To help enforce our party policy during events like the 4th of July, Halloween and New Year’s Eve, we introduced new systems and rules to strengthen our Hosts’ protection against unauthorized parties. We believe it worked. Those weekends were generally quiet, and these initiatives were well-received by our Host community.
That’s why we’re introducing new rules aimed at helping to prevent unauthorized parties over Halloween 2021. The anchor of this plan is a ban on one-night Halloween bookings in entire home listings for guests without a history of positive reviews.
Cleanliness and COVID-19 safety
The impact of the pandemic on our community, our company and global travel led us to develop new resources for Hosts and guests. For example, we have launched our Enhanced Clean program to build on Airbnb’s strong track record of promoting cleanliness and to support safer travel. This program includes five important steps: prepare, clean, sanitize, check and reset.

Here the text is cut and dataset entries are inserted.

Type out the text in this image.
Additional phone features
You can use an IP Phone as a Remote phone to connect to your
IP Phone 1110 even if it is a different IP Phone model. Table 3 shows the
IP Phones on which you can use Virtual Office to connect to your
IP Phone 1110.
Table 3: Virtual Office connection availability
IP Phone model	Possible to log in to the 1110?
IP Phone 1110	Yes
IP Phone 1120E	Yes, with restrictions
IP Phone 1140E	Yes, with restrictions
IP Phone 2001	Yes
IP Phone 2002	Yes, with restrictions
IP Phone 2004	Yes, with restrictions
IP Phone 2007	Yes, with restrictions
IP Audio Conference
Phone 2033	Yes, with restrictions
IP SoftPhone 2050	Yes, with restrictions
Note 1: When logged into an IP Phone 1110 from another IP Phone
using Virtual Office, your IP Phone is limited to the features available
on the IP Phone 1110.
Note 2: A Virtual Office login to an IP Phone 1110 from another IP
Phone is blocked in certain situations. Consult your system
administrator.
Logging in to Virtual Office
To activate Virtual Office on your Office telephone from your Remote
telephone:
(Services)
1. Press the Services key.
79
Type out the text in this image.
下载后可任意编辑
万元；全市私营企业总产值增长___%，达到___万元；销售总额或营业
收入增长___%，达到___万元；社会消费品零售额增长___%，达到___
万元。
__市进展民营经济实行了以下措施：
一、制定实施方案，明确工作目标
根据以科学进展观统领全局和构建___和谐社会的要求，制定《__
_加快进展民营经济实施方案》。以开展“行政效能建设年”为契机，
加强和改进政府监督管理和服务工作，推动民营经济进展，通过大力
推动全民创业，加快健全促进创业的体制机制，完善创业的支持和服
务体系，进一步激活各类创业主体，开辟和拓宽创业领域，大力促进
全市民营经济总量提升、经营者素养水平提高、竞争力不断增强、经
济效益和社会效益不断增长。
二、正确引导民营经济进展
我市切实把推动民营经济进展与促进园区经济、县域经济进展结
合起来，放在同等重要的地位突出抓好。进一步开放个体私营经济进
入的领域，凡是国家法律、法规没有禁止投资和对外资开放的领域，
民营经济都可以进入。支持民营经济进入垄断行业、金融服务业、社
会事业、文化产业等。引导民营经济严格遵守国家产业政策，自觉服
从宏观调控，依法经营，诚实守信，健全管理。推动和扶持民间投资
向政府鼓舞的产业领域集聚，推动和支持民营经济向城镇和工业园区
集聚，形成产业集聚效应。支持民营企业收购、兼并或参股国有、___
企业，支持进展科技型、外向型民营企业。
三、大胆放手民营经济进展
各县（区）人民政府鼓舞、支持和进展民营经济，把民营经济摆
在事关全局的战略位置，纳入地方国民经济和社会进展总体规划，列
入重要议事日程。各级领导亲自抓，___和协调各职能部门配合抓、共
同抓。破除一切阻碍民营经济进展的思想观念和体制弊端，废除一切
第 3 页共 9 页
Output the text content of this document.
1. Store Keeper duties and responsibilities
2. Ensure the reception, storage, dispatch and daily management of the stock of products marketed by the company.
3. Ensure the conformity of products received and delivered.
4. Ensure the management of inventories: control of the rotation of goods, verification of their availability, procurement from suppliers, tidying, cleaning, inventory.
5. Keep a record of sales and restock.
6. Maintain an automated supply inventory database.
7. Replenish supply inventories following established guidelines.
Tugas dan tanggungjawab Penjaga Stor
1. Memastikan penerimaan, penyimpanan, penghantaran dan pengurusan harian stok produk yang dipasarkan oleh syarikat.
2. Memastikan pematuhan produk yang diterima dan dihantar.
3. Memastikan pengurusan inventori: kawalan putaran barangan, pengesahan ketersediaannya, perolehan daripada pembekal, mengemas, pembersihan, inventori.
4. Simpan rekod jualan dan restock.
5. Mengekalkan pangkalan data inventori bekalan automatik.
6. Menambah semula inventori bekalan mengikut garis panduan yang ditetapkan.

We have also announced that Hosts and guests must agree to follow Airbnb’s COVID-19 Safety Practices, which include following local laws and guidelines on mask-wearing, social distancing and — for Hosts and their teams — abiding by that five-step enhanced cleaning process. This commitment will help provide extra assurances to try and safeguard all our stakeholders — Hosts, guests, their communities and governments.
We have made strides in our identity verification program, which is critical to building trust within our community. Currently 81 percent of our bookings for stays globally are between a Host and guest who have each completed an identity verification process, and in the US that increases to 97 percent of bookings. In the following countries, the figure is 90 percent or above: Australia, Brazil, Canada, France, Switzerland and the UK. Our team is working to elevate that rate globally over the next year.